String Utilities¶
Header: libxs_str.h
Case-insensitive string search, edit distance, word-level similarity scoring, and value formatting.
Substring Search¶
const char* libxs_stristrn(const char a[], const char b[],
size_t maxlen);
const char* libxs_stristr(const char a[], const char b[]);
Case-insensitive substring search. stristrn limits the match length to maxlen characters of b. Returns a pointer to the first match in a, or NULL.
Edit Distance¶
Case-insensitive character-level edit distance (Levenshtein) between two strings. Returns the minimum number of single-character insertions, deletions, or substitutions to transform a into b (ignoring case). Returns -1 for NULL input.
Word Matching¶
Word-level fuzzy matching. Counts how many words in a (or b) appear in the other string (case-insensitive, symmetric). Optional delims define word separators (default: space, tab, semicolon, comma, colon, dash). Optional count receives the total word count. Returns -1 for invalid input.
Word Similarity¶
typedef enum libxs_strisimilar_t {
LIBXS_STRISIMILAR_GREEDY,
LIBXS_STRISIMILAR_TWOOPT,
LIBXS_STRISIMILAR_DEFAULT = LIBXS_STRISIMILAR_GREEDY
} libxs_strisimilar_t;
int libxs_strisimilar(const char a[], const char b[],
const char delims[], libxs_strisimilar_t kind, int* order);
Word-level similarity score combining edit distance and word-order analysis.

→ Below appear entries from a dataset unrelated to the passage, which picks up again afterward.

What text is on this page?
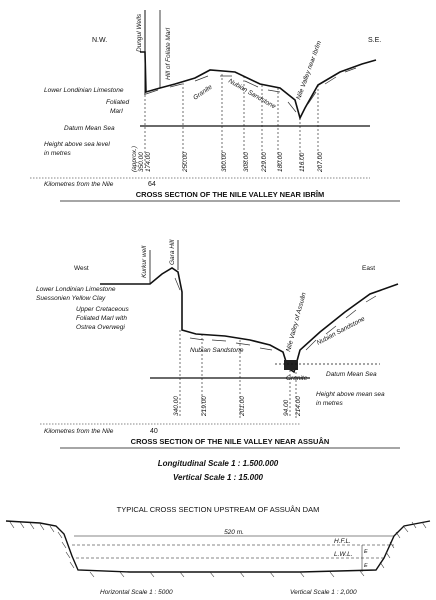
N.W.	S.E.
Dungul Wells	Hill of Foliate Marl
Lower Londinian Limestone
Foliated
Marl
Granite Nubian Sandstone	Nile Valley near Ibrîm
Datum Mean Sea
Height above sea level
in metres	(approx.) 350.00 174.00	250.00	300.00 308.00 229.00 180.00 116.00 207.00
Kilometres from the Nile	64
CROSS SECTION OF THE NILE VALLEY NEAR IBRÎM
West	East
Kurkur well	Gara Hill
Lower Londinian Limestone
Suessonien Yellow Clay
Upper Cretaceous
Foliated Marl with
Ostrea Overwegi
Nubian Sandstone
Nubian Sandstone
Nile Valley of Assuân
Granite
Datum Mean Sea
340.00	219.00	201.00	94.00 214.00
Height above mean sea
in metres
Kilometres from the Nile	40
CROSS SECTION OF THE NILE VALLEY NEAR ASSUÂN
Longitudinal Scale 1 : 1.500.000
Vertical Scale 1 : 15.000
TYPICAL CROSS SECTION UPSTREAM OF ASSUÂN DAM
520 m.
H.F.L.
L.W.L. E
E
Horizontal Scale 1 : 5000	Vertical Scale 1 : 2,000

Strings are split into words using the same delimiters as libxs_strimatch. Each word in a is matched to a word in b via minimum-cost bipartite matching, where the cost of a pair is the character-level Levenshtein distance (case-insensitive). Unmatched words (when the strings have different word counts) contribute their full length.
The matching strategy is selected by kind:
GREEDY Picks the globally cheapest pair first. TWOOPT Refines the greedy result by iteratively swapping pairs whenever a swap reduces total cost.
The optional order output receives the number of pairwise inversions among matched words (Kendall tau distance), measuring how much the word order differs (0 = same order).
Returns the total edit distance (0 for identical word sets in any order), or -1 for invalid input.
Value Formatting¶
size_t libxs_format_value(char buffer[], int buffer_size,
size_t nbytes, const char scale[], const char* unit, int base);
Format a scalar value with SI-style scaling. Example:
libxs_format_value(buf, sizeof(buf), nbytes, "KMGT", "B", 10)
produces a human-readable byte count such as "128 KB". Returns the value in the selected unit so the caller can decide whether to print the buffer.